La meditación del versículo 17 del capítulo primero de la Epístola a los romanos —«el justo vive de la fe»— que tuvo lugar en «la experiencia de la torre», hizo salir a Lutero de su profunda crisis de angustia, dejándolo todo a la iniciativa de Dios y dejando sin embargo de lado otros textos paulinos como Efesios y Colosenses, además de la Epístola a Santiago. Creyó entender que Dios misericordioso justificaba al hombre a través de la fe, considerada solamente como “fe fiducial”, es decir, solo como una confianza depositada en Dios, sin contar con la razón ni con la propia libertad. A la luz de este principio le pareció que toda la Escritura cobraba un nuevo sentido:
En el momento en que, por la misericordia de Dios, meditando día y noche, consideré la conexión de estas palabras, a saber: «La justicia de Dios se revela en él como está escrito: el justo vive de la fe» (cf. Rm 3,21ss; Ga 3,11; Hb 10,38), comencé a entender que la justicia de Dios es aquella por la cual el justo vive por el don de Dios, o sea, de la fe [...]. Desde entonces, por más que había odiado esta palabra de justicia de Dios, tanto más yo la amaba y la encontraba dulce. Y así este pasaje de Pablo fue para mí la puerta del paraíso.
Todo depende de Dios. El justo se salva por la sola fe y solo por la fe, y esta idea no admite revisión alguna: «Lutero estaba prisionero de sí mismo, comenta Lortz. Le resultaba tremendamente difícil leer los textos con imparcialidad y sin transposiciones, si parecía que tales textos se oponían a su idea subjetiva». Hace por tanto una lectura parcial y no del todo completa, aunque siempre guiada por una necesidad interior. Además, va a ser un principio que no puede estar sometido a crítica alguna ni enmienda posible. En los Artículos de Esmalcalda, que Lutero compuso más tarde (1537) con el fin de dar a los suyos una serie de principios en caso de que tuvieran que discutir con los católicos en concilio, leemos:
En este artículo [=la justificación] no se puede ceder un ápice ni hacer concesión alguna, aunque perezcan el cielo, la tierra y todo lo que puede perecer... Sobre este artículo está fundado todo lo que enseñamos y vivimos contra el papa, el demonio y el mundo. Es el articulus stantis et cadentis Ecclesiae; no es un tema teológico entre otros, sino que constituye el centro de toda la predicación cristiana.
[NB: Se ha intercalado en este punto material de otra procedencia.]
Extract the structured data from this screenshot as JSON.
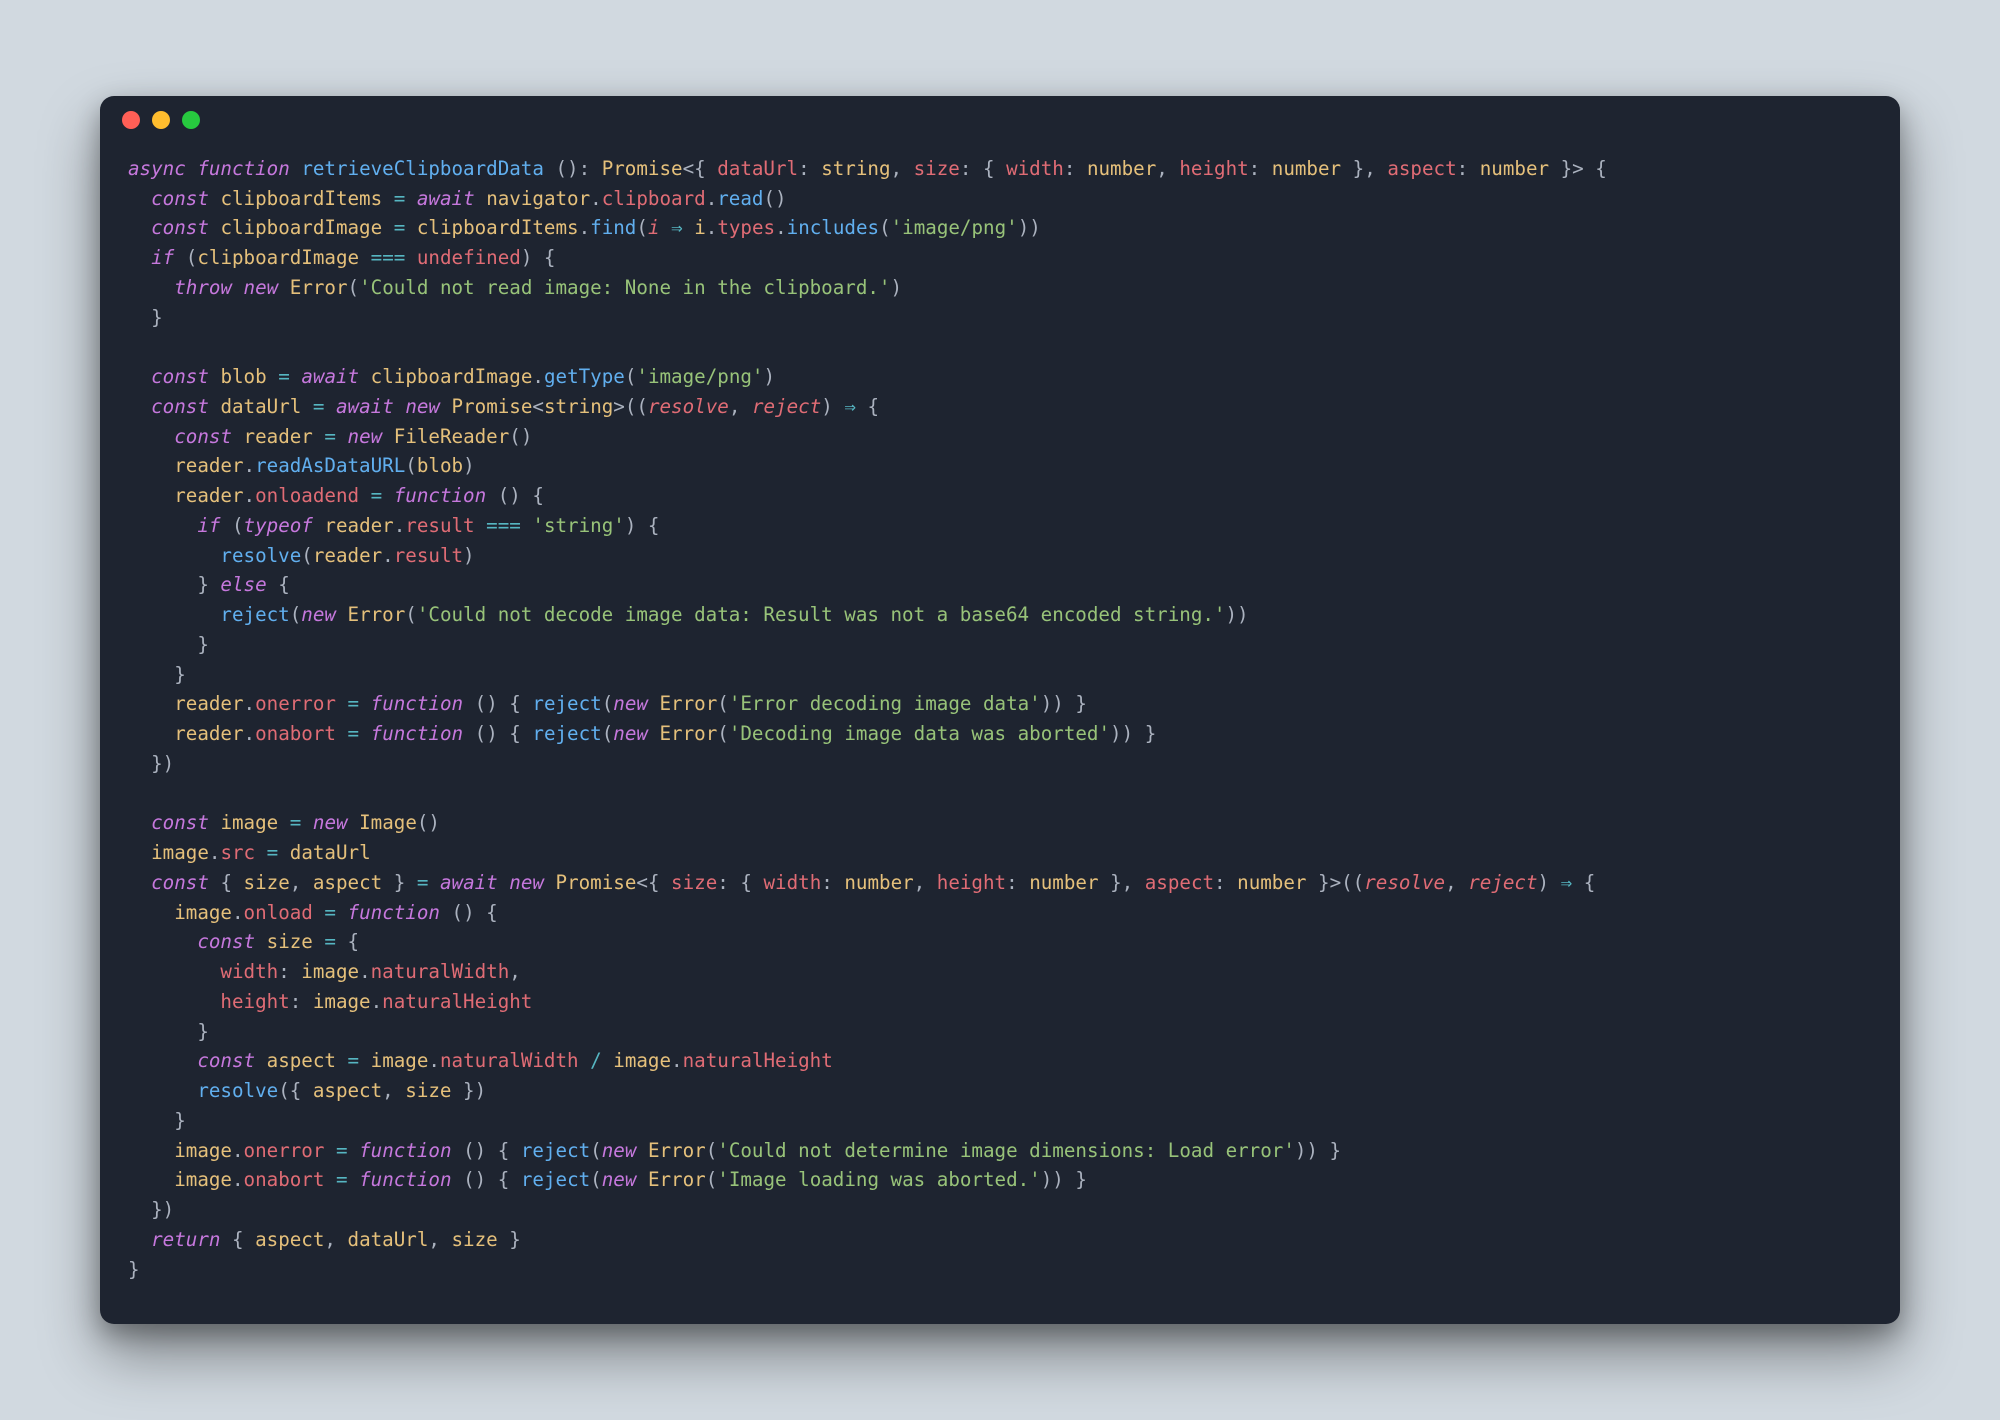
{
  "window": {
    "trafficLights": [
      "close",
      "minimize",
      "maximize"
    ]
  },
  "colors": {
    "background": "#1e2430",
    "pageBackground": "#d1d9e0",
    "red": "#ff5f56",
    "yellow": "#ffbd2e",
    "green": "#27c93f",
    "keyword": "#c678dd",
    "function": "#61afef",
    "variable": "#e5c07b",
    "property": "#e06c75",
    "string": "#98c379",
    "operator": "#56b6c2",
    "default": "#abb2bf"
  },
  "code": {
    "language": "typescript",
    "tokens": {
      "kw_async": "async",
      "kw_function": "function",
      "fn_name": "retrieveClipboardData",
      "kw_Promise": "Promise",
      "prop_dataUrl": "dataUrl",
      "type_string": "string",
      "prop_size": "size",
      "prop_width": "width",
      "type_number": "number",
      "prop_height": "height",
      "prop_aspect": "aspect",
      "kw_const": "const",
      "var_clipboardItems": "clipboardItems",
      "kw_await": "await",
      "var_navigator": "navigator",
      "prop_clipboard": "clipboard",
      "fn_read": "read",
      "var_clipboardImage": "clipboardImage",
      "fn_find": "find",
      "param_i": "i",
      "op_arrow": "⇒",
      "prop_types": "types",
      "fn_includes": "includes",
      "str_imgpng": "'image/png'",
      "kw_if": "if",
      "op_eq3": "===",
      "kw_undefined": "undefined",
      "kw_throw": "throw",
      "kw_new": "new",
      "cls_Error": "Error",
      "str_noimage": "'Could not read image: None in the clipboard.'",
      "var_blob": "blob",
      "fn_getType": "getType",
      "var_dataUrl": "dataUrl",
      "param_resolve": "resolve",
      "param_reject": "reject",
      "var_reader": "reader",
      "cls_FileReader": "FileReader",
      "fn_readAsDataURL": "readAsDataURL",
      "prop_onloadend": "onloadend",
      "kw_typeof": "typeof",
      "prop_result": "result",
      "str_string": "'string'",
      "fn_resolve": "resolve",
      "kw_else": "else",
      "fn_reject": "reject",
      "str_decode": "'Could not decode image data: Result was not a base64 encoded string.'",
      "prop_onerror": "onerror",
      "str_errdecode": "'Error decoding image data'",
      "prop_onabort": "onabort",
      "str_abortdecode": "'Decoding image data was aborted'",
      "var_image": "image",
      "cls_Image": "Image",
      "prop_src": "src",
      "var_size": "size",
      "var_aspect": "aspect",
      "prop_onload": "onload",
      "prop_naturalWidth": "naturalWidth",
      "prop_naturalHeight": "naturalHeight",
      "op_div": "/",
      "str_loaderr": "'Could not determine image dimensions: Load error'",
      "str_loadabort": "'Image loading was aborted.'",
      "kw_return": "return"
    }
  }
}
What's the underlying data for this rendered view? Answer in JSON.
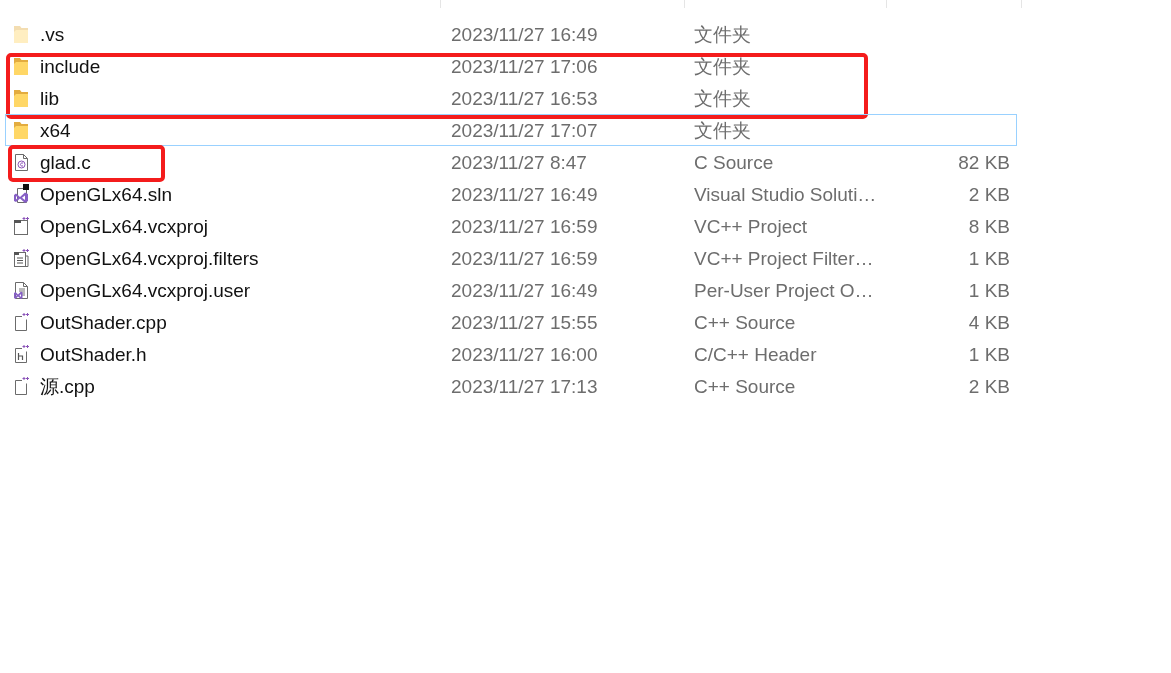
{
  "file_list": {
    "rows": [
      {
        "kind": "folder",
        "name": ".vs",
        "modified": "2023/11/27 16:49",
        "type": "文件夹",
        "hidden": true,
        "focused": false,
        "row_marked": false,
        "name_marked": false
      },
      {
        "kind": "folder",
        "name": "include",
        "modified": "2023/11/27 17:06",
        "type": "文件夹",
        "hidden": false,
        "focused": false,
        "row_marked": true,
        "name_marked": false
      },
      {
        "kind": "folder",
        "name": "lib",
        "modified": "2023/11/27 16:53",
        "type": "文件夹",
        "hidden": false,
        "focused": false,
        "row_marked": true,
        "name_marked": false
      },
      {
        "kind": "folder",
        "name": "x64",
        "modified": "2023/11/27 17:07",
        "type": "文件夹",
        "hidden": false,
        "focused": true,
        "row_marked": false,
        "name_marked": false
      },
      {
        "kind": "c",
        "name": "glad.c",
        "modified": "2023/11/27 8:47",
        "type": "C Source",
        "size": "82 KB",
        "hidden": false,
        "focused": false,
        "row_marked": false,
        "name_marked": true
      },
      {
        "kind": "sln",
        "name": "OpenGLx64.sln",
        "modified": "2023/11/27 16:49",
        "type": "Visual Studio Soluti…",
        "size": "2 KB",
        "hidden": false,
        "focused": false,
        "row_marked": false,
        "name_marked": false
      },
      {
        "kind": "vcxproj",
        "name": "OpenGLx64.vcxproj",
        "modified": "2023/11/27 16:59",
        "type": "VC++ Project",
        "size": "8 KB",
        "hidden": false,
        "focused": false,
        "row_marked": false,
        "name_marked": false
      },
      {
        "kind": "filters",
        "name": "OpenGLx64.vcxproj.filters",
        "modified": "2023/11/27 16:59",
        "type": "VC++ Project Filter…",
        "size": "1 KB",
        "hidden": false,
        "focused": false,
        "row_marked": false,
        "name_marked": false
      },
      {
        "kind": "user",
        "name": "OpenGLx64.vcxproj.user",
        "modified": "2023/11/27 16:49",
        "type": "Per-User Project O…",
        "size": "1 KB",
        "hidden": false,
        "focused": false,
        "row_marked": false,
        "name_marked": false
      },
      {
        "kind": "cpp",
        "name": "OutShader.cpp",
        "modified": "2023/11/27 15:55",
        "type": "C++ Source",
        "size": "4 KB",
        "hidden": false,
        "focused": false,
        "row_marked": false,
        "name_marked": false
      },
      {
        "kind": "h",
        "name": "OutShader.h",
        "modified": "2023/11/27 16:00",
        "type": "C/C++ Header",
        "size": "1 KB",
        "hidden": false,
        "focused": false,
        "row_marked": false,
        "name_marked": false
      },
      {
        "kind": "cpp",
        "name": "源.cpp",
        "modified": "2023/11/27 17:13",
        "type": "C++ Source",
        "size": "2 KB",
        "hidden": false,
        "focused": false,
        "row_marked": false,
        "name_marked": false
      }
    ]
  }
}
La justificación consiste pues en la no imputación de los propios pecados, que son cubiertos con la justicia de Cristo: el pecado como realidad permanece, aunque no como algo de lo que podamos ser acusados o imputados. La justificación se alcanza con la fe, concebida no como una respuesta positiva a la llamada de Dios, como una obra humana en colaboración con Dios; puesto que las obras buenas no son posibles, dada la corrupción de la naturaleza humana, que alcanza la razón (prostituta diaboli) y a su voluntad (de servo arbitrio). Solo se nos aplican los méritos de Cristo. La fe es el acto por el que el hombre confía, por los méritos de Cristo, en que sus pecados no le son imputados. En la doctrina luterana, hay una gran desconfianza en la naturaleza en general, y en la humana en particular; pero la fe, al ser más que una obra humana, es una obra de Dios en nosotros, por lo que produce la santificación y la renovación de la gracia. Así, «el hombre es justificado por la fe y solo por la fe, y como fruto de esa fe nacerán la buenas obras en el hombre».